Whatever happened in their life prior to France can be assumed to be unfathomable when putting up with the hell they have to endure awaiting acceptance in the country and while “L’Historie de Soleymane” holds back what really pushed Soleymane to leave Guinea, the courier tortures himself to remember the testimony that he’s worked on with Barry as he does the punishing work of bringing people their take out, dodging cars and absorbing the anger of those who blame them for the long wait when it’s the kitchen that takes their time. Lojkine is careful to show that the world is not an entirely unsympathetic one when Soleymane can be gifted with a coffee on the house at one of the restaurants he picks up from and there are glimpses of a social safety net at the shelter he stays at or a volunteer breadline he makes use of. Yet the amount of responsibility placed on him to navigate bureaucratic systems that must be bewildering even to those that work inside of them can be crushing and the full weight of it can be felt for as light on his feet as Soleymane can be, with cinematographer Tristan Garland energetically matching the main character step for step as he moves through the metropolitan labyrinth.

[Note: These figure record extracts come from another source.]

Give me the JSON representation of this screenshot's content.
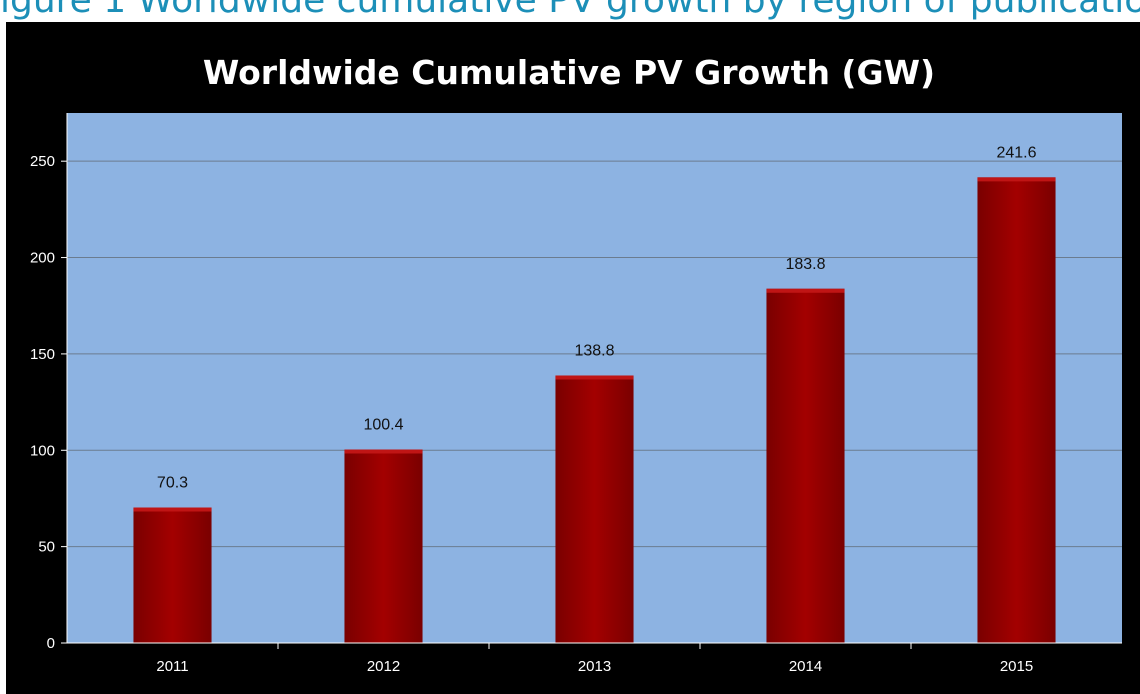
{
  "top_caption": "igure 1 Worldwide cumulative PV growth by region of publication",
  "colors": {
    "frame": "#000000",
    "plot_background": "#8db3e2",
    "bar": "#9b0000",
    "bar_highlight": "#c01515",
    "gridline": "#6b7c8f",
    "title": "#ffffff",
    "tick_labels": "#ffffff",
    "data_labels": "#111111"
  },
  "chart_data": {
    "type": "bar",
    "title": "Worldwide Cumulative PV Growth (GW)",
    "xlabel": "",
    "ylabel": "",
    "categories": [
      "2011",
      "2012",
      "2013",
      "2014",
      "2015"
    ],
    "values": [
      70.3,
      100.4,
      138.8,
      183.8,
      241.6
    ],
    "value_labels": [
      "70.3",
      "100.4",
      "138.8",
      "183.8",
      "241.6"
    ],
    "ylim": [
      0,
      275
    ],
    "yticks": [
      0,
      50,
      100,
      150,
      200,
      250
    ],
    "grid": true,
    "legend": "none"
  }
}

In his screen debut, Sangare is engaging throughout as Soleymane attempts to keep calm under increasing pressure to come up with the cash to pay Barry for his services while having to placate Emmanuel after jeopardizing his scheme, but he really delivers when the third act calls for it as the character is caught between what he feels he should say and what he wants to say. Although “L’Historie de Soleymane” presents such frustrations regularly, it has none of its own in this regard, detailing an unconscionable situation with no obvious remedy other than empathy, which the film has no shortage of.
“L’Histore de Souleymane” will screen again at the Cannes Film Festival as part of Un Certain Regard on May 20th at 7:15 pm at Cineum Salle 3, May 21st at 2:15 pm at Cineum Screen X, May 22nd at 7:30 pm at Cineum Imax and May 23rd at 6:45 pm at Cineum Salle 3.